Do you confuse your hard work and effort for results? Do you struggle to objectively measure your own performance? If you said yes, you are holding yourself back as a leader.
Vic was pretty angry when he left his annual performance review. He couldn’t believe his boss, the company’s CIO, had given him an unsatisfactory performance rating. Didn’t she know how hard he’d been working?
As the director of IT, Vic’s big project for the year was implementing a new cloud-based customer relationship management system. He’d run into problems right from the start. The first vendor he chose wasn’t really up to the task. They gave him bad advice, and by the time he realized it, months had gone by, and the project’s costs had escalated. Now he was under pressure to get the system out, so he skimped on internal education. When the CRM hit the sales force, he got a lot of complaints.
Vic thought he’d given the project everything he could. It had been a hard year. He’d put in countless hours. He was often on call 24/7. And he felt like “hiccups” were common when implementing a new system.

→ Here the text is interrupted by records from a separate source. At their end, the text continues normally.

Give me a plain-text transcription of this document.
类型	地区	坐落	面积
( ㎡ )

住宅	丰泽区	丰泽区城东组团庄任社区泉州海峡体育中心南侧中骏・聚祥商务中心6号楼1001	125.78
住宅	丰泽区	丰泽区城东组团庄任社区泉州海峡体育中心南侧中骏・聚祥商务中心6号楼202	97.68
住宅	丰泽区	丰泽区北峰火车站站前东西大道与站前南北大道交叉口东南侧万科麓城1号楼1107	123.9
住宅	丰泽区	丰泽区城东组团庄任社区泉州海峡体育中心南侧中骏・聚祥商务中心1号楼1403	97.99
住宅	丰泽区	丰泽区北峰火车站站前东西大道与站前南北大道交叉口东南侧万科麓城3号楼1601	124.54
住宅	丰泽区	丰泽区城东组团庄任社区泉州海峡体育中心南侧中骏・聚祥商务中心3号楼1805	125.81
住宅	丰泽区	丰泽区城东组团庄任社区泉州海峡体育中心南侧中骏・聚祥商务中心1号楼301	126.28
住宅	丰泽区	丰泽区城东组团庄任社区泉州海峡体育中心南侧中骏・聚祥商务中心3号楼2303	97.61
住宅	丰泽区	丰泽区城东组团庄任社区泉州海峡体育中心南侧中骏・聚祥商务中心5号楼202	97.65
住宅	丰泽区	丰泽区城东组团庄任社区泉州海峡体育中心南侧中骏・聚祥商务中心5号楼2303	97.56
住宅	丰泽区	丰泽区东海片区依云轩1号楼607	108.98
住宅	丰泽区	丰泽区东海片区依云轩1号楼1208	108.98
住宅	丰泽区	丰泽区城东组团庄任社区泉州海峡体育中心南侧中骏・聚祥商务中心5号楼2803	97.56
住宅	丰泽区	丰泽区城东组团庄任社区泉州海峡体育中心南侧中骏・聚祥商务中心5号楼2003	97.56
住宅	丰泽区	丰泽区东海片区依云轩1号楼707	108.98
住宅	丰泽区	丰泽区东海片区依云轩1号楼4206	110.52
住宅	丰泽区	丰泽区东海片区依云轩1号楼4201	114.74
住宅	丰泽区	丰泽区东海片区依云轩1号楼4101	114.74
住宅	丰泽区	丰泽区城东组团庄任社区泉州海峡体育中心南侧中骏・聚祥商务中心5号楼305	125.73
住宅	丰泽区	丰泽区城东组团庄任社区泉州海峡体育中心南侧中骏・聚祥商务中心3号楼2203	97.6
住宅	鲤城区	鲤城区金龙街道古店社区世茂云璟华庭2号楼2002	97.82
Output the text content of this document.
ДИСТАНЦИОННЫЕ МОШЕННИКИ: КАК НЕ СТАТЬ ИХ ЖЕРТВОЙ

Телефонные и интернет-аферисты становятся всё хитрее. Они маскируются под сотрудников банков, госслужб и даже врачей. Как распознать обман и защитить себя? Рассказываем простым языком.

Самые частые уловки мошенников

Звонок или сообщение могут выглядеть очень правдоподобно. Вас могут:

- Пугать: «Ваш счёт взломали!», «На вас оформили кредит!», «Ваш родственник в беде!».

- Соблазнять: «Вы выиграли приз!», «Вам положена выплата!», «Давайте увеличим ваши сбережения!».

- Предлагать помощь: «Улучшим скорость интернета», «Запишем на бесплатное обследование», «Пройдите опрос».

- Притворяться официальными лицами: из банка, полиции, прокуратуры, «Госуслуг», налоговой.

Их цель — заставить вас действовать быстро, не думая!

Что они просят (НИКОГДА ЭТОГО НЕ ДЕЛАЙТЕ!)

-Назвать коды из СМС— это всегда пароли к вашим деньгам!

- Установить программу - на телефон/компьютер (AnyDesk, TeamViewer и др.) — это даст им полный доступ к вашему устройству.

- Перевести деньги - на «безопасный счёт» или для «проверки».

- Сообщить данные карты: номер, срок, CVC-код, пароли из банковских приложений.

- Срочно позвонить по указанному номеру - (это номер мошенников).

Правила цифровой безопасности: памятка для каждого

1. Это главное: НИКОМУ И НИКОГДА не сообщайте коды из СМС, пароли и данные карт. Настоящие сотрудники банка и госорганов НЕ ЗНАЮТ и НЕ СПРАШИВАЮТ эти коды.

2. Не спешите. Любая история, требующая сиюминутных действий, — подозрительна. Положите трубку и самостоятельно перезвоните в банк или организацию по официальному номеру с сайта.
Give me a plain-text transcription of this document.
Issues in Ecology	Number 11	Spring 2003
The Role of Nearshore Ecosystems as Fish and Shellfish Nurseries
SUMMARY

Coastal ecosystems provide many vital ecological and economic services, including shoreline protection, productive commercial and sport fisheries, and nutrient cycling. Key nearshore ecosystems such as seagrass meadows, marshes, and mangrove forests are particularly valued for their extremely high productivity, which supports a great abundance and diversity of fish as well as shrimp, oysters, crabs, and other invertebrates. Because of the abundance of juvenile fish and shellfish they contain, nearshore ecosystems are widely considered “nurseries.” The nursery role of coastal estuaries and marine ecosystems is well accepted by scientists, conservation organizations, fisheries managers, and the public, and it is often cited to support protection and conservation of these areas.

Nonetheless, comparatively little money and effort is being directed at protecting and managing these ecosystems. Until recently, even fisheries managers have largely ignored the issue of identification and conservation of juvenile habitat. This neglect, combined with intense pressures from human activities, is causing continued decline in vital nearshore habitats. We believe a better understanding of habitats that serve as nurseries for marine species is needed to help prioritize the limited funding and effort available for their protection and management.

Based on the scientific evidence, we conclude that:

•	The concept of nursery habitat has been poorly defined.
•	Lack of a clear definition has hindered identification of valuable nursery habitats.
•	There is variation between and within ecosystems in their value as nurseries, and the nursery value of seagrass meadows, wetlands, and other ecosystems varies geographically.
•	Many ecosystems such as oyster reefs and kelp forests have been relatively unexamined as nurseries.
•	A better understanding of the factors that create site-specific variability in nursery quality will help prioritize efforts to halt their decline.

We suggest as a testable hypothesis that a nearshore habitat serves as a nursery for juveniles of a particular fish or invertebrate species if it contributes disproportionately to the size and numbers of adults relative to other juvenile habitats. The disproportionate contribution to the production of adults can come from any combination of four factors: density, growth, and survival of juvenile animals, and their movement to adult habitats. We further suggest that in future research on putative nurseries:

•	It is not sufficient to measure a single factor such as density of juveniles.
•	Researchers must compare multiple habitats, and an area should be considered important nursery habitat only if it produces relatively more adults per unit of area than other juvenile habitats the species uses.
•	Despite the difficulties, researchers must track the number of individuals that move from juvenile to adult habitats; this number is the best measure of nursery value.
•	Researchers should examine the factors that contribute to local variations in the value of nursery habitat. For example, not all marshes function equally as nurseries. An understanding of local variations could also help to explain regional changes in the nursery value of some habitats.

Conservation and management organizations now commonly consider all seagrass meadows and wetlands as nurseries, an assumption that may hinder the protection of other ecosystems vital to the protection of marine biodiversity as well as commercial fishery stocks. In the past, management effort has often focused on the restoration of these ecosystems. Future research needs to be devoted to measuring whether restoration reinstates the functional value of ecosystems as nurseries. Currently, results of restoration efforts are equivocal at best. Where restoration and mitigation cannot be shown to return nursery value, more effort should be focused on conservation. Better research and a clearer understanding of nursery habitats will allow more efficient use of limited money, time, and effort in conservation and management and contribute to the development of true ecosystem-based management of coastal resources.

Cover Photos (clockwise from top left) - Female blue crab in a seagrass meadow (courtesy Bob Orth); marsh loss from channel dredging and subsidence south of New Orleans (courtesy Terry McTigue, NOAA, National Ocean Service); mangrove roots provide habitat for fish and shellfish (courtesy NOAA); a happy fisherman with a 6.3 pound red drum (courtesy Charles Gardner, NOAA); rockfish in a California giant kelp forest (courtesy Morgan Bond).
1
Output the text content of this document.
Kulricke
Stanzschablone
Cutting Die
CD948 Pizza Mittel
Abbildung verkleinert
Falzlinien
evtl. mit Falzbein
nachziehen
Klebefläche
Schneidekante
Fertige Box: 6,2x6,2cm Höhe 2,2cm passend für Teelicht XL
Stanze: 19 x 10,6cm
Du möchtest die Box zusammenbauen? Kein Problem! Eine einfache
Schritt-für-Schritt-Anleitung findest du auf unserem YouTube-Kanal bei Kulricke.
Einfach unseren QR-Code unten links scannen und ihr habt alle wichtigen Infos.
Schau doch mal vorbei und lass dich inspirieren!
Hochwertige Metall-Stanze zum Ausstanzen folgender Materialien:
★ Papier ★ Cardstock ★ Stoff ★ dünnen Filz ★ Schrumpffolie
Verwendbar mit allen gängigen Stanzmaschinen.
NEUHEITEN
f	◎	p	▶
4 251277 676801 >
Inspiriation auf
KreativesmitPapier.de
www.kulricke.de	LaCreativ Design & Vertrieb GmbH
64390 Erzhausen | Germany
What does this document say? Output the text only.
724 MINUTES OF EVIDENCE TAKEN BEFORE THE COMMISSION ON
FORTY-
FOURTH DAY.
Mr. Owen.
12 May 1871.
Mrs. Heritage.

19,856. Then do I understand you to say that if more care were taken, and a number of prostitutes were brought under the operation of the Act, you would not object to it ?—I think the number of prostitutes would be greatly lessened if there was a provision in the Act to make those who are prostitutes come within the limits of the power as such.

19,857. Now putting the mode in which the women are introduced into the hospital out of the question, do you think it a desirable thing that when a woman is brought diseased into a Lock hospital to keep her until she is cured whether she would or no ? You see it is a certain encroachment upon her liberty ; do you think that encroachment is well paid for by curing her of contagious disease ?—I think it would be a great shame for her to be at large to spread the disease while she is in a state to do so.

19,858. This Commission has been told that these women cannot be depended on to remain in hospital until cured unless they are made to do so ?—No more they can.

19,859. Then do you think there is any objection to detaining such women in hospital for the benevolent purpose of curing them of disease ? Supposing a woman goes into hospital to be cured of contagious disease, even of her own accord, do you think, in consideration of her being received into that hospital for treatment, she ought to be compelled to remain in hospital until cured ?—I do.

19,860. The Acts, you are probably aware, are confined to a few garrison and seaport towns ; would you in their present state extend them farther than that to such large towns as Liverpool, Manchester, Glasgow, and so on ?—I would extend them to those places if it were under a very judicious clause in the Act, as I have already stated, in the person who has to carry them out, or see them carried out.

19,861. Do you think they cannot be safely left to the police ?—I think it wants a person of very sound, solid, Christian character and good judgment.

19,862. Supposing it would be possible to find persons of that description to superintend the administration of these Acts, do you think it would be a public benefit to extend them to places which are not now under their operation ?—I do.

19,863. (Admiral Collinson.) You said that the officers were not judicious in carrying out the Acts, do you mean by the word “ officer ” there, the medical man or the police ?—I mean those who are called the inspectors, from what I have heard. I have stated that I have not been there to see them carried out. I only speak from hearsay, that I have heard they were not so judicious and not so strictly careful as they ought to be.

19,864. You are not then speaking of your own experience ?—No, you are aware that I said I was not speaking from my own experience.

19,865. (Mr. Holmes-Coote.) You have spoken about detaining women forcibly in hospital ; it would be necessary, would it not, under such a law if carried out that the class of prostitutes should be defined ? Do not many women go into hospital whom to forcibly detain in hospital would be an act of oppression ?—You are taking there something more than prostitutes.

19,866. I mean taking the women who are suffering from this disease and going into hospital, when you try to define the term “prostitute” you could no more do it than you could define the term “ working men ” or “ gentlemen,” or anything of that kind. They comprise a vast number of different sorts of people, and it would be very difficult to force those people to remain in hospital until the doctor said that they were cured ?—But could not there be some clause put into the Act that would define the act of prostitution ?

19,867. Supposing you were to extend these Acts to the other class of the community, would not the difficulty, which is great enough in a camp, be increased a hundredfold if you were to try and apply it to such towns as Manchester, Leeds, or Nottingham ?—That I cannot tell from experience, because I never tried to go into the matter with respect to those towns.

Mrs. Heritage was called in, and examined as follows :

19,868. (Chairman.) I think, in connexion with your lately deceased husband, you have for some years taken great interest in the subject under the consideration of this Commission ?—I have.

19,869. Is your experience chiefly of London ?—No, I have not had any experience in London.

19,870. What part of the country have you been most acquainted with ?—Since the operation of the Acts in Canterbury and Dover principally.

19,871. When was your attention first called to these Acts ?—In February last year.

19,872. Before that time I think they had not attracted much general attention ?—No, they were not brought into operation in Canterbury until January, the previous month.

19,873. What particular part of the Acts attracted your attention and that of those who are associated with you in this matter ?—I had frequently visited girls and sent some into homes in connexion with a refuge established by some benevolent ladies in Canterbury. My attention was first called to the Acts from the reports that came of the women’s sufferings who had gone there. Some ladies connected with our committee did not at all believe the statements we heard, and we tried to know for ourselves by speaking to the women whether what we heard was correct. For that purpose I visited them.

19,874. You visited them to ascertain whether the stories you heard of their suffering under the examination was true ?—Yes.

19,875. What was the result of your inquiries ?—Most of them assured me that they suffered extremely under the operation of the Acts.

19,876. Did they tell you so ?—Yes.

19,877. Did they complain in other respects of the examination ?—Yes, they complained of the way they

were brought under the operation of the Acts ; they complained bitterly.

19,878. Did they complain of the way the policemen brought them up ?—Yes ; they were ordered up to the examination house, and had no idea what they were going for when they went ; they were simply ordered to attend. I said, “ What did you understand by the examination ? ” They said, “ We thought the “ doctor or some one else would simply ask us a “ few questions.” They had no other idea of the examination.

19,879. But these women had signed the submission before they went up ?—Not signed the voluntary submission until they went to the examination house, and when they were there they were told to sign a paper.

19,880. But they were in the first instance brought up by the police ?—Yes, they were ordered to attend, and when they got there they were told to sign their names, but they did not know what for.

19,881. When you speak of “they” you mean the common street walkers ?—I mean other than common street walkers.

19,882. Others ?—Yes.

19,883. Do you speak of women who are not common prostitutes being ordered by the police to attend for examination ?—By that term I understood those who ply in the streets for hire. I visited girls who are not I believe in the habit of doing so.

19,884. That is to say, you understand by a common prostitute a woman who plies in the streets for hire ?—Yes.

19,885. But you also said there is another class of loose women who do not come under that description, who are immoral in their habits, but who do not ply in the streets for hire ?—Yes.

His manager saw things differently. She knew how many hours Vic had put in, but in the end, he just didn’t deliver. So while Vic rated himself as “meeting expectations” for the year, his manager gave him that dreaded “unsatisfactory.”
During the meeting, the CIO explained that, as a leader, Vic shouldn’t confuse effort with results. “It’s one of the first ground rules of leadership,” she said. She also reminded him that as a leader he needed to be able to take an objective view of his own performance - even when it fell short.
I’ve run into leaders like Vic many times. They’re so focused on how hard they’re working that they can’t see the actual results they’ve accomplished. This keeps them from seeing their own performance objectively.
Has this ever happened to you? Do you confuse effort with results? Can you take an objective look at your own performance, even when the results aren’t there?